Boehner, McConnell Call for Spending Cuts

Republican leaders talk about spending reductions on the Sunday morning talk shows.

As America braces for austerity, the top Republicans in Congress spoke about ways to rein in public spending on Sunday morning. The new Speaker of the House, John Boehner sat down with Fox News Sunday while Senate Minority Leader Mitch McConnell of Kentucky appeared on Meet the Press.

The Congressional Budget Office released its most recent figures on the country’s fiscal crisis this week, forecasting that up to the year 2021, the federal government will continue to run deficits and grow the national debt.

The deficit is set to reach $1.5 trillion this year alone, equaling nearly 10 percent of GDP. By the end of this fiscal year, the debt will have increased to 70 percent of gross domestic product. If no significant spending reductions are made, it could grow up to 100 percent by the end of the decade.

President Barack Obama addressed the reality in his State of the Union speech this week but other than a ban on congressional earmarks and a five year freeze in discretionary domestic spending, which accounts for barely $400 billion of the total budget, he proposed few spending reductions.

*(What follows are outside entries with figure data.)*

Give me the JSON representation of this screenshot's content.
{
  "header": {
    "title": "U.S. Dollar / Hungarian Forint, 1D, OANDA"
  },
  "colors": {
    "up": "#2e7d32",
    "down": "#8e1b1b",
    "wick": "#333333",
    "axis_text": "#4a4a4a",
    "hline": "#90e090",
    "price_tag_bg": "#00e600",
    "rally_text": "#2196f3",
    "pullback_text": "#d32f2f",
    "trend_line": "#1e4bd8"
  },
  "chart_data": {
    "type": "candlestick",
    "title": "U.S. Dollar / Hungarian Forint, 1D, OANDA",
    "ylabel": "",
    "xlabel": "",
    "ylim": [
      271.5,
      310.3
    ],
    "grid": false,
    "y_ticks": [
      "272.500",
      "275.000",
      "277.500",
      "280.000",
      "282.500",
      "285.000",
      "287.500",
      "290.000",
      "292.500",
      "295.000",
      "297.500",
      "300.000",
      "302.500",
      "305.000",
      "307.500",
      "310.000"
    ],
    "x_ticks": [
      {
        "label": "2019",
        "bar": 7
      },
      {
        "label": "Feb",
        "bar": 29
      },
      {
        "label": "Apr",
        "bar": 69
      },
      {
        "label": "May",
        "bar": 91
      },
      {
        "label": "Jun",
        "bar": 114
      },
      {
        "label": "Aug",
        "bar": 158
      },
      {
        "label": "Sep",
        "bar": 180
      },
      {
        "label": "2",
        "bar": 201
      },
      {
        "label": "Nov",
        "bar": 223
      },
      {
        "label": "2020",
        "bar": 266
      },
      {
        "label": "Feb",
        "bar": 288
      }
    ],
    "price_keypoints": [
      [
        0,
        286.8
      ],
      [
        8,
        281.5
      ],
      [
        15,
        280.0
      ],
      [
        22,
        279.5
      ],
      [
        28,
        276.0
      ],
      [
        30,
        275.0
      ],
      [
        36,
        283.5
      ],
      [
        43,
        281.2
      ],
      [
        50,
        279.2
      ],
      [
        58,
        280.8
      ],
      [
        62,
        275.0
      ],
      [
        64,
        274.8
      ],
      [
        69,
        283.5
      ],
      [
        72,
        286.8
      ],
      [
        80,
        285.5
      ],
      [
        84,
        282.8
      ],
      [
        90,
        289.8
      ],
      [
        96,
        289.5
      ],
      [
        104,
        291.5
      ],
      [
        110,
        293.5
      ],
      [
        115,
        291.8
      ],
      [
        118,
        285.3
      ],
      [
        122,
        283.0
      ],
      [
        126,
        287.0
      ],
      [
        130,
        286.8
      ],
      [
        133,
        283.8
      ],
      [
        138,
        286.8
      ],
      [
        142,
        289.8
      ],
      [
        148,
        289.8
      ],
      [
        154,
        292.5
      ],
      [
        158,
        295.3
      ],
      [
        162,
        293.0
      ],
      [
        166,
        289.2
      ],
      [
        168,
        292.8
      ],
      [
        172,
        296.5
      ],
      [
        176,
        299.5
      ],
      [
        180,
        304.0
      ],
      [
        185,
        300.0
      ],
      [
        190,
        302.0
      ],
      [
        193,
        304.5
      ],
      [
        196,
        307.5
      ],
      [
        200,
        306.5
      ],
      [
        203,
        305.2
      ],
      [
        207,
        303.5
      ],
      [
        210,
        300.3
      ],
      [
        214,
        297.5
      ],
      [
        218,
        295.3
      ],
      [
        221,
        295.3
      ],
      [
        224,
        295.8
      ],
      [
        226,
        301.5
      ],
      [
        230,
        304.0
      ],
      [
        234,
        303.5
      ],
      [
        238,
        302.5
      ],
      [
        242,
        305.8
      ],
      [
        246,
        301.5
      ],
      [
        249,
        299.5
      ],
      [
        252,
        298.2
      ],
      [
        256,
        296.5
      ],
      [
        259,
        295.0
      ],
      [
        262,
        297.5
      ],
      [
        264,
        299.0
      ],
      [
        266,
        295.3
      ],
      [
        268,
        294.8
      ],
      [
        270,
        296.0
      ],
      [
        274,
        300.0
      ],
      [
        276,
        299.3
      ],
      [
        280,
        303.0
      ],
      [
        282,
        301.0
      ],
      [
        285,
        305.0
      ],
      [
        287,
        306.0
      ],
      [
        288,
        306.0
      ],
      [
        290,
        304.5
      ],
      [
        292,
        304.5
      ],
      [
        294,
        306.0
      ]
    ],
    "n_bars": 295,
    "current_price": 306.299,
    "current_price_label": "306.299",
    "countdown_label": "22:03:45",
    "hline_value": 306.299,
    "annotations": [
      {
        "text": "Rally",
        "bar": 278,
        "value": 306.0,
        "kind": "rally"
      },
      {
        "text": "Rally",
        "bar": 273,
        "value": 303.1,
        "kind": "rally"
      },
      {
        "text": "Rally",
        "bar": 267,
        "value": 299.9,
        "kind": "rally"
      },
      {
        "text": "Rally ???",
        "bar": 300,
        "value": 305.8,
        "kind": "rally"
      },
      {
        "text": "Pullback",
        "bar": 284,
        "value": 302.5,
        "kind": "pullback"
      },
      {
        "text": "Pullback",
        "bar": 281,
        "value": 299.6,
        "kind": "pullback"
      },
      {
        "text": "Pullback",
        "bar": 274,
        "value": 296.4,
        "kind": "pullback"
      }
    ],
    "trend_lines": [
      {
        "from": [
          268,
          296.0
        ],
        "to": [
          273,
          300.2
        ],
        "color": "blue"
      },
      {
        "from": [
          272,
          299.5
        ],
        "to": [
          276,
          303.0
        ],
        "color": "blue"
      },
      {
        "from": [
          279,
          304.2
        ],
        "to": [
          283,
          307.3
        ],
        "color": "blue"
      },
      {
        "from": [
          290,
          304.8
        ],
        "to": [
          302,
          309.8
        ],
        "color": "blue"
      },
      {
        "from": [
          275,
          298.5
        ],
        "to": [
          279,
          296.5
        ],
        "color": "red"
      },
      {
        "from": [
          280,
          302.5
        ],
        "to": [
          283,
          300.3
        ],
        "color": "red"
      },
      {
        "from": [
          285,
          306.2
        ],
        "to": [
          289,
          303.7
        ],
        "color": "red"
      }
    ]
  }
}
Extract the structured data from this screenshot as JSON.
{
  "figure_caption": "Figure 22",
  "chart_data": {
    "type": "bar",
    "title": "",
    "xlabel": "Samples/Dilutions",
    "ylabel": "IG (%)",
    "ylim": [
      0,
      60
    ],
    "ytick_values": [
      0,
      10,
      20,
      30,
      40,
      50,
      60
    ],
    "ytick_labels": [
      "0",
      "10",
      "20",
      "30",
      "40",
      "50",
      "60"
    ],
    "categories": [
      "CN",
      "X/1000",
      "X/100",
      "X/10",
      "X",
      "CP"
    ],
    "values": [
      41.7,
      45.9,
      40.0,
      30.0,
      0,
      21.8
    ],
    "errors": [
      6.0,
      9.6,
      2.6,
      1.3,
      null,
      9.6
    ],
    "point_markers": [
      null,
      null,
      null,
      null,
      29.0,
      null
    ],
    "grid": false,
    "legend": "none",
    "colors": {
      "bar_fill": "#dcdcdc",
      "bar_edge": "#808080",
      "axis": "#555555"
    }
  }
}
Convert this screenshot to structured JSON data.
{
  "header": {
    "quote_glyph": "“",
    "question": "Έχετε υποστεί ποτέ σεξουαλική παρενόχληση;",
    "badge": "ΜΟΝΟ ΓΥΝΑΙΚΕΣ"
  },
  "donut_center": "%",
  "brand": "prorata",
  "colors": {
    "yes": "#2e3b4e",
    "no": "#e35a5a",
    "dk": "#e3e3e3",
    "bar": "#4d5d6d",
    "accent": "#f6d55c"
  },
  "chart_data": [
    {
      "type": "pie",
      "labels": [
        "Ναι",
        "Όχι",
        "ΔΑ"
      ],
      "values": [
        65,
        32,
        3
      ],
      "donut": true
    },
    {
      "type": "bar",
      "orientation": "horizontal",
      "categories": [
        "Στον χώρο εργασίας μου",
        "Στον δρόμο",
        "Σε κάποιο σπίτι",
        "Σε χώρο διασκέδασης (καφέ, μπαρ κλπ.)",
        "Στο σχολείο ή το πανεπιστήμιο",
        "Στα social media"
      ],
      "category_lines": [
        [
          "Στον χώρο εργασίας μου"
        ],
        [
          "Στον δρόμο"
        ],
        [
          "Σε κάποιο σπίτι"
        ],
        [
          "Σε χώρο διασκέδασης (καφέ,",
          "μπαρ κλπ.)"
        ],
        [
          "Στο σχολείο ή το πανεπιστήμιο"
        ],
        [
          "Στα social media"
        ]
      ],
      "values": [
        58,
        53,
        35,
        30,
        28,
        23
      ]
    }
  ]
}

He called for increased investment in education and infrastructure rather to enhance American competitiveness.

McConnell was “disappointed” with the president’s unwillingness to address America’s looming entitlement disaster yet Republicans haven’t fully endorsed plans to reform Medicaid, Medicare and Social Security either even as they account for a third of all federal expenditures.

The reason, said McConnell on NBC’s Meet the Press Sunday, was that entitlement reform should be a bipartisan effort. “I think the president needs to be more bold,” he suggested. “We’re happy to sit down and talk about entitlement reform with the president.”

On Fox News Sunday, the new Speaker of the House was all the more audacious. While McConnell referred to the upcoming vote on raising the federal debt ceiling as an “opportunity,” Boehner said that the American people would not “tolerate” an increase in the debt limit “without serious reductions in spending and changes to the budget process so that we can make sure that this never happens again.”

The country will not default on its obligations though. That, according to the Ohio congressman, would be “a financial disaster not only for our country, but for the worldwide economy.” He added that it would be nigh impossible to create jobs under such circumstances.

Should Congress refuse to raise the debt ceiling, it would technically herald the bankruptcy of the United States and threaten the stability of the dollar, the world’s main reserve currency.

In order to rein in federal spending, Boehner said that while Republicans won’t push for cuts across the board, items as the health insurance mandate, stimulus funding and mortgage subsidies have to go.

On the matter of entitlements, Boehner, like McConnell, called on the president to lead — especially in his own party. With Senate Majority Leader Harry Reid denying that Social Security is even in trouble, Boehner said he didn’t know “how we begin to move down the path of having this adult conversation that I’d like to have and I, frankly, like the president would like to have.”